3. BI Engineer Responsibilities

  • Data Collection Development: Build Data Collection platforms/systems that turn work done in the field into useful metrics.
  • Predictive Analytics Creation: Build systems that use AI with Machine Learning to give us predictive analytics.
  • Financial Data Modeling: Transform data from the accounting team into models that allow us to predict the future and adjust accordingly.
  • Algorithm Implementation: Jointly with Machine Learning Engineers, implement algorithms in large-scale distributed environments.
  • Software Development: Write and maintain SW code for different projects in Big Data environments.
  • Coding Practice Mentorship: Support and mentor Data Scientists to apply good SW coding practices while writing code.
  • Software Management: Responsible for the code base and putting the SW code into production.
  • Quality Assurance: Documents the work consistently and completely, and ensures software quality.
  • Business Problem Analysis: Identify and understand business problems to help the team design the right solution.
  • Analytics Leadership: Responsible for leading healthcare analytics visualization projects.
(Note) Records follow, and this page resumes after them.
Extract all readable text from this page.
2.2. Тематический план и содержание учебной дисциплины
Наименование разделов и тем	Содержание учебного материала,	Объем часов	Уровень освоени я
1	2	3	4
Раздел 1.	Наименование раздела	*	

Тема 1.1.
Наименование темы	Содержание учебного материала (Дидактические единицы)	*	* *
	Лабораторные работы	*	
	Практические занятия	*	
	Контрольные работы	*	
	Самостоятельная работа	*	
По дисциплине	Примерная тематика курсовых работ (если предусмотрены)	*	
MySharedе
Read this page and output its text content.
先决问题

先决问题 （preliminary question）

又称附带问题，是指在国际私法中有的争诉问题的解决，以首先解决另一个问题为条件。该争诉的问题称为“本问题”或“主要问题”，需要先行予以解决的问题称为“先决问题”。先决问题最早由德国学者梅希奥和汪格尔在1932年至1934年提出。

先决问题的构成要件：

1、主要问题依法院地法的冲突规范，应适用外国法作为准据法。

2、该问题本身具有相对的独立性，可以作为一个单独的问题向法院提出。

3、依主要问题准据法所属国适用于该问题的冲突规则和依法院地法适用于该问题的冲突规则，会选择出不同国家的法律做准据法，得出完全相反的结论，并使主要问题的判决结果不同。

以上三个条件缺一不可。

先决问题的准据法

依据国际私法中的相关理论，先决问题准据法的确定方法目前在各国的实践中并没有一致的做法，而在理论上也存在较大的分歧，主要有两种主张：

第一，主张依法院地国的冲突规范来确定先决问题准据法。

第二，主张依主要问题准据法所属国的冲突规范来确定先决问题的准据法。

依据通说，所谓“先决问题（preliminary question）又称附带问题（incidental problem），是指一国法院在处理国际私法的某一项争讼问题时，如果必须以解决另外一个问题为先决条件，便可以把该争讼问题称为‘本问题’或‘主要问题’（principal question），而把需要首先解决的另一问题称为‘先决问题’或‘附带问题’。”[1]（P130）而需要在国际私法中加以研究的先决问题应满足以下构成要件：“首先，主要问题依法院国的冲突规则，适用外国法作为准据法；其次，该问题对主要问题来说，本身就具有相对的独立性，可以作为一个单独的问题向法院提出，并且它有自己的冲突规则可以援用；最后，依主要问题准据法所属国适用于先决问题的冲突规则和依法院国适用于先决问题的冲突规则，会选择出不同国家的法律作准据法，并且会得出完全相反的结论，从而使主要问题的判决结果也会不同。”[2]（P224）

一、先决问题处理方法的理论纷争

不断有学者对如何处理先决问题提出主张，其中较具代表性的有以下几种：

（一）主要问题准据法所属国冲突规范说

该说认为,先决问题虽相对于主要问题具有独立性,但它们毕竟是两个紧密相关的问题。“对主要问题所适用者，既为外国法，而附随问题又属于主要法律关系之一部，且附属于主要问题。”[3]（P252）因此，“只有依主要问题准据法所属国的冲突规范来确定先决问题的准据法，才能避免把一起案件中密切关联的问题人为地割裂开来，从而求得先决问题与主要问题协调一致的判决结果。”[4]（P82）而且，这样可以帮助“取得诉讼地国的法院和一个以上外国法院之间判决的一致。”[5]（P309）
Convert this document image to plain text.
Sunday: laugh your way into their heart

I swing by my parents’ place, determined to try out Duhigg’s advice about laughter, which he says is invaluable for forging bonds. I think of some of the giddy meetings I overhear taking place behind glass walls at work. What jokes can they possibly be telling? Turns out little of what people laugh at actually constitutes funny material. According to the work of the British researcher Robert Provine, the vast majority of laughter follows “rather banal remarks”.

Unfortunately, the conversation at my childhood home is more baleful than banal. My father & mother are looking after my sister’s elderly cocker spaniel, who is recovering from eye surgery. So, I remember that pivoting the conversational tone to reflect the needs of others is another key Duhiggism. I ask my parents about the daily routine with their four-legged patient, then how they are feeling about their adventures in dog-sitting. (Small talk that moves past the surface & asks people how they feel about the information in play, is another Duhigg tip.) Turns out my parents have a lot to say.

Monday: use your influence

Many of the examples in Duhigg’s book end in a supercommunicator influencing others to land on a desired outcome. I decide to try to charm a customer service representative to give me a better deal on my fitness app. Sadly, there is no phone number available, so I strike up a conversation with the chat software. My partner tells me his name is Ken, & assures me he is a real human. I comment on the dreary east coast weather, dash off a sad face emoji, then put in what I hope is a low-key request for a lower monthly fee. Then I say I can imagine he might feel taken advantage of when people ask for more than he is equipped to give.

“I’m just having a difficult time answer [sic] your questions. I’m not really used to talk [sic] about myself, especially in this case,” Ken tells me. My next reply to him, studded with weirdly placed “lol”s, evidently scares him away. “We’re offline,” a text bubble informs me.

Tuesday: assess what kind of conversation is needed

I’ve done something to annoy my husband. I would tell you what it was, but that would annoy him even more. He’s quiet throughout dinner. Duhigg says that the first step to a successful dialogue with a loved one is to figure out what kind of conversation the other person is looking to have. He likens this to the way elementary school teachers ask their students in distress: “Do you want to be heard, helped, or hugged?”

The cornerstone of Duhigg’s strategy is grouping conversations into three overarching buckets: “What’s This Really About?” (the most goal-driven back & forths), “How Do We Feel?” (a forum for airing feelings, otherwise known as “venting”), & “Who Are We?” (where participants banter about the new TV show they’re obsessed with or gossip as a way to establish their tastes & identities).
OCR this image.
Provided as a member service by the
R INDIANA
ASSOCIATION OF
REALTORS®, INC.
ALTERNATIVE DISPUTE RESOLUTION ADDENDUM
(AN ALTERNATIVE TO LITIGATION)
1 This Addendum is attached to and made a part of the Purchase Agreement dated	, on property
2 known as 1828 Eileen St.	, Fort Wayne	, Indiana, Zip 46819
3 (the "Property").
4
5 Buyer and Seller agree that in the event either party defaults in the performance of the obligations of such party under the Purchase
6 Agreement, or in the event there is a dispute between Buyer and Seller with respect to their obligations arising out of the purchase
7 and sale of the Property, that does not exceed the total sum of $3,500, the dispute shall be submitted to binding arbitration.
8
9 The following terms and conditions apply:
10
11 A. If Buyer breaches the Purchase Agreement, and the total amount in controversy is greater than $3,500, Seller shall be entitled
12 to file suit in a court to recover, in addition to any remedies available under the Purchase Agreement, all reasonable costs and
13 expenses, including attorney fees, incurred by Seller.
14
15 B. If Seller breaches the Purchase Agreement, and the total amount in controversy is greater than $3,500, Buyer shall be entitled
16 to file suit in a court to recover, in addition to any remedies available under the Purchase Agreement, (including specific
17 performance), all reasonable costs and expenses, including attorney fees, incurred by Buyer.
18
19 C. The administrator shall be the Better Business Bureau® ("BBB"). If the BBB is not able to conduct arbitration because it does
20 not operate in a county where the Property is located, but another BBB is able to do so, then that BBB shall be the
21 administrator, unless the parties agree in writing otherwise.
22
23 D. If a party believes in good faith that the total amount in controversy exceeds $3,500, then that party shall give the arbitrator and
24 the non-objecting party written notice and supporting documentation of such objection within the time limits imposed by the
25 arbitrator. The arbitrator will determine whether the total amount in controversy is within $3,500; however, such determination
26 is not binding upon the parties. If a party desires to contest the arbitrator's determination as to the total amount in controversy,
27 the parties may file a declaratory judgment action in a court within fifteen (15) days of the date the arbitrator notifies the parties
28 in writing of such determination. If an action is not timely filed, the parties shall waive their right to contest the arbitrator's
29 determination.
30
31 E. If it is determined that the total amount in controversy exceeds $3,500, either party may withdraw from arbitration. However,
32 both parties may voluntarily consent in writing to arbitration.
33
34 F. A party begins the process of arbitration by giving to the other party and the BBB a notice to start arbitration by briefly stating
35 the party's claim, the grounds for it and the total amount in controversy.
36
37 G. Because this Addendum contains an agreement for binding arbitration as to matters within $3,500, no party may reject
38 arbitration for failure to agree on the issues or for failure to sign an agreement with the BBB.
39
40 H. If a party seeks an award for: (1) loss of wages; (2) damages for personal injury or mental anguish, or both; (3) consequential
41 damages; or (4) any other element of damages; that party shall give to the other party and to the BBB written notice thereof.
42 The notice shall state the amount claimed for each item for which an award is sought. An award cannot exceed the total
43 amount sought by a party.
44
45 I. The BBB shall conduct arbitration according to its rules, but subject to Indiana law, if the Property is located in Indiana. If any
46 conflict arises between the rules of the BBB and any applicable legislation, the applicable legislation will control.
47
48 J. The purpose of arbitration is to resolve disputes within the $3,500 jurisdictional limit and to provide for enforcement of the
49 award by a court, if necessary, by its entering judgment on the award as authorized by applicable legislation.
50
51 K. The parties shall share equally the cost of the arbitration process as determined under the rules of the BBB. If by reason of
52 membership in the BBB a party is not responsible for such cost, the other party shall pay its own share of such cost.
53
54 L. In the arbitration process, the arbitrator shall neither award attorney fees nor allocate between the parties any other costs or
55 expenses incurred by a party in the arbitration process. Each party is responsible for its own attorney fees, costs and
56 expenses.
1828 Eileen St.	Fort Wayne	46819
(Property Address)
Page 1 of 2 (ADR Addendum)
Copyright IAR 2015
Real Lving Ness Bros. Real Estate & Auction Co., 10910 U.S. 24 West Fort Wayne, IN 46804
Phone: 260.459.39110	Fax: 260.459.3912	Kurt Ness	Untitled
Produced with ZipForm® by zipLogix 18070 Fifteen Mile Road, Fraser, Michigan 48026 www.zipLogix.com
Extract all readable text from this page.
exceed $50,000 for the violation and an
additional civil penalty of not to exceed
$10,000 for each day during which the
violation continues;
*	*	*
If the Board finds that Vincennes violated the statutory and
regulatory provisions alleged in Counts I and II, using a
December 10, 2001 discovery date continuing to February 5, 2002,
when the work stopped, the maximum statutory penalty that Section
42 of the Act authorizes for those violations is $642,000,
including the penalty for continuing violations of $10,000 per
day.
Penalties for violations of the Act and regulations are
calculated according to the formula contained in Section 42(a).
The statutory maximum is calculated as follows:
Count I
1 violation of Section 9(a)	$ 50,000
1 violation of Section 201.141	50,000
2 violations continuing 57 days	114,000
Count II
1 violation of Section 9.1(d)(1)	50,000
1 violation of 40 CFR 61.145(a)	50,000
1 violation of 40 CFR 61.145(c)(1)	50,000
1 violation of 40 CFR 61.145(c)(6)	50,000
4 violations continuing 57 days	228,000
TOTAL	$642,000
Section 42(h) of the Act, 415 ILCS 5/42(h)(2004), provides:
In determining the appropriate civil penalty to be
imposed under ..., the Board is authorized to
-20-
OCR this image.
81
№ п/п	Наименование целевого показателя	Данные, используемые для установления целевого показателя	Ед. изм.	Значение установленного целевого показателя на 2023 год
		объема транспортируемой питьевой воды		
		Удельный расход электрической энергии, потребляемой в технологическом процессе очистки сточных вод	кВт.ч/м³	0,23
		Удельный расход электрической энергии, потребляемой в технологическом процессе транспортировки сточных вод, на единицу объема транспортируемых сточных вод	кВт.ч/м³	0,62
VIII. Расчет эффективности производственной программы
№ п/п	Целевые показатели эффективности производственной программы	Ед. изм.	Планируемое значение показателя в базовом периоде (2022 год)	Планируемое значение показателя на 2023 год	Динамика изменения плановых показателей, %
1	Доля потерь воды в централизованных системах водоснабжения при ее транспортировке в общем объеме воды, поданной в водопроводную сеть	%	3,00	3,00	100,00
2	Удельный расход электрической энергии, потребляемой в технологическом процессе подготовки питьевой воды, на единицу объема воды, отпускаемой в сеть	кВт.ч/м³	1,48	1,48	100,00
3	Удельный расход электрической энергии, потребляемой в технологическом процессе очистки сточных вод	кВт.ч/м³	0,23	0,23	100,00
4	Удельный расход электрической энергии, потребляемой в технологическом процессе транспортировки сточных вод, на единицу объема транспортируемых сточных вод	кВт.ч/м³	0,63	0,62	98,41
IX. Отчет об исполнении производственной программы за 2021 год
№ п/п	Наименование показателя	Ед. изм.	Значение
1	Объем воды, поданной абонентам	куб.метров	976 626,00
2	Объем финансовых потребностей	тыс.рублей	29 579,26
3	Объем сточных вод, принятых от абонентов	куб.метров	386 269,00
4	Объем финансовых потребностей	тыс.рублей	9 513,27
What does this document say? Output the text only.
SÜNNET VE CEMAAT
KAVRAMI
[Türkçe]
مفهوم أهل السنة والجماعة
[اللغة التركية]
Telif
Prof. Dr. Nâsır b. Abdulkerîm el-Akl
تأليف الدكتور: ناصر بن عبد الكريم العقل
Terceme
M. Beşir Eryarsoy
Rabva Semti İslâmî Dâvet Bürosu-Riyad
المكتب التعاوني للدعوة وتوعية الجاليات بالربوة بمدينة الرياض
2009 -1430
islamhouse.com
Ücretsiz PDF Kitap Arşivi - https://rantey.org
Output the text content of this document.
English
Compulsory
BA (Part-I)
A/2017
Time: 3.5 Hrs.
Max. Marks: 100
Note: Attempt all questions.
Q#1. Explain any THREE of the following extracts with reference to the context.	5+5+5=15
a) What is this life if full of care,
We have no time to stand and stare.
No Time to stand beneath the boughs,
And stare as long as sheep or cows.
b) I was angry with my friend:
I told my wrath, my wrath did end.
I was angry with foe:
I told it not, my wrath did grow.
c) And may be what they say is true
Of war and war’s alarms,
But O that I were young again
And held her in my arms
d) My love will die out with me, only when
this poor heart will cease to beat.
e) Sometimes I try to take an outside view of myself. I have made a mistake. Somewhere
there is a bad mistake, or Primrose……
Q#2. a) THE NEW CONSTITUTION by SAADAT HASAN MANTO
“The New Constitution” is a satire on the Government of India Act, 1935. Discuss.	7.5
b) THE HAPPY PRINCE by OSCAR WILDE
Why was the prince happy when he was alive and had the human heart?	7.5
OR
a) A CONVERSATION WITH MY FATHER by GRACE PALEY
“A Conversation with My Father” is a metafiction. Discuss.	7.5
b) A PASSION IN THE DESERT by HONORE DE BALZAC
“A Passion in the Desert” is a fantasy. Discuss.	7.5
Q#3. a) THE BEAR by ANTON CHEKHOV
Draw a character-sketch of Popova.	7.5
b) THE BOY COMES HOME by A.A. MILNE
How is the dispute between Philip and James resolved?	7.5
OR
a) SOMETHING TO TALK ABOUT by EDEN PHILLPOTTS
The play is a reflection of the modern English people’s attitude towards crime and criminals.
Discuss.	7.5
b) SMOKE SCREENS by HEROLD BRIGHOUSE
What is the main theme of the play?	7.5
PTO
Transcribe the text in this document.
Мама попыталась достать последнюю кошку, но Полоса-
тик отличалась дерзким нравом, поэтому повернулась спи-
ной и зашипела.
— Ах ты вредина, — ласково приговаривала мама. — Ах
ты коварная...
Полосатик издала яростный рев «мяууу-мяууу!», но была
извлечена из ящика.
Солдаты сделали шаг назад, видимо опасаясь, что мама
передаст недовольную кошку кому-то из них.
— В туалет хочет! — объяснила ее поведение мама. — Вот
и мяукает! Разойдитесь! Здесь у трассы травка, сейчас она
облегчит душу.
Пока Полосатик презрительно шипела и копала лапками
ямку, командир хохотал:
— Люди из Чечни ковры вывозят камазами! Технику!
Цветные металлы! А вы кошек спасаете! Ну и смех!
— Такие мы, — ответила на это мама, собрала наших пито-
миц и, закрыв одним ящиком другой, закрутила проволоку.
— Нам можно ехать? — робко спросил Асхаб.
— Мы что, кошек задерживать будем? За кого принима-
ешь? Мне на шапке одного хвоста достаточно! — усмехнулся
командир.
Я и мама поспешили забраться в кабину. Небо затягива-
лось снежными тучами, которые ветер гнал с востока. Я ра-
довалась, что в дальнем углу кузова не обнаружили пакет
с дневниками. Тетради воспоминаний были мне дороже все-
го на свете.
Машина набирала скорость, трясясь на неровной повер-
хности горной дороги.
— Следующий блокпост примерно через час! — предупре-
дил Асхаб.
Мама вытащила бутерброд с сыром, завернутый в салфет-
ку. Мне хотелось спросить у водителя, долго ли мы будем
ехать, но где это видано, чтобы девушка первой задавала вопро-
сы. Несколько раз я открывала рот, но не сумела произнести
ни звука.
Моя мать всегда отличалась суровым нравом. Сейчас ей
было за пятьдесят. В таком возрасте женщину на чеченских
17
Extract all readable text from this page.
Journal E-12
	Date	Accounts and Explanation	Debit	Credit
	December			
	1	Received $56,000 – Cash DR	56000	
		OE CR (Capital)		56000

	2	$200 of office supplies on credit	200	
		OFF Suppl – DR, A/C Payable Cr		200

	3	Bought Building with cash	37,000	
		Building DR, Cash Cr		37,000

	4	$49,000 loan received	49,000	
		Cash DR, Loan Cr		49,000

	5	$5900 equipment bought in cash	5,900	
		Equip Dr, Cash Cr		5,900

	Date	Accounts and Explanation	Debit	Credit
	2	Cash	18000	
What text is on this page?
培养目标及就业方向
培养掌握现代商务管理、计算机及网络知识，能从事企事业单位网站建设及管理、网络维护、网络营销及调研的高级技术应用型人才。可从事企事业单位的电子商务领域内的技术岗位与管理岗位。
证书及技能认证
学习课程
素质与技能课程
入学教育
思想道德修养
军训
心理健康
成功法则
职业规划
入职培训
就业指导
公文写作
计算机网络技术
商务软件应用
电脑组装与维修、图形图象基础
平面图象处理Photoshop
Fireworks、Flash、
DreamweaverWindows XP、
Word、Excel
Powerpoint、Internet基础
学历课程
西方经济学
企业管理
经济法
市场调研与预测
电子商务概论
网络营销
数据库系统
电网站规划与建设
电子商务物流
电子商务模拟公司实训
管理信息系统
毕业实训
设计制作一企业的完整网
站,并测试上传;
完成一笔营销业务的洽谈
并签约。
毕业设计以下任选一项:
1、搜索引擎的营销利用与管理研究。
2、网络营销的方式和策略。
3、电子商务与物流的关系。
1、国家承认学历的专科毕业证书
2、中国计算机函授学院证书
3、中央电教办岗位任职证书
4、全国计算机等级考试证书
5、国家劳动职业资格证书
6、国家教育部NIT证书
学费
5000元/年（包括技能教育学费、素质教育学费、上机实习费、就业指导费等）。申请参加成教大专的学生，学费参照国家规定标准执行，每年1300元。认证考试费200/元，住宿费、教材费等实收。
4. BI Engineer Job Summary

  • Design and Maintenance: Work collaboratively across the team and organization to design, build, and maintain analytical solutions to support Stars initiatives.
  • Data Architecture Application: Work collaboratively with teammates to optimally apply data warehouse, cloud, BI architecture, and visualization techniques.
  • Data Retrieval: Identify relevant data, use high-quality code to retrieve it, and perform all relevant data transformations for proper consumption.
  • Data Analysis: Analyze data to uncover trends and correlations to develop insights that can improve business, internal processes, and technology.
  • Executive Communication: Responsible for articulating findings and insights with tech and non-tech executive leaders.
  • Visualization Development: Conceptualize and develop automation opportunities for data collection and self-service data outputs through data visualization tools.
  • Continuous Learning: Continuously learn new systems, tools, and industry best practices to help design new studies and build benchmarking products.
  • Data Integration: Add new data sources to a cloud-based data warehouse using extract, transform, load (ETL) tools and custom connectors.
  • SQL Development: Design and develop SQL-based views in a data warehouse to enable multi-sourced data analysis.
  • Application Testing: Perform adequate unit tests for applications developed and validate expected results.

5. BI Engineer Accountabilities

  • Data Structure Design: Design, develop and implement enterprise data structures.
  • Data Warehouse Development: Design and develop an enterprise level Data Warehouse.
  • Database Architecture: Database architecture, data mapping and data modeling.
  • ETL Development: Developing and maintaining ETL processes and tools.
  • BI Tool Implementation: Responsible for developing and implementing BI tools.
  • Business Requirements Gathering: Work with business users to gather business requirements.
  • Data Integration Coordination: Coordinate the integration of data to determine Stars' trends and impacts.
  • Data Communication: Communicate insights and analytical findings to a broad range of audiences.
  • Data Quality Assurance: Ensure solutions provide the highest quality of data daily.
  • Cloud Platform Transition: Contribute to moving the team towards cloud-based analytical platforms.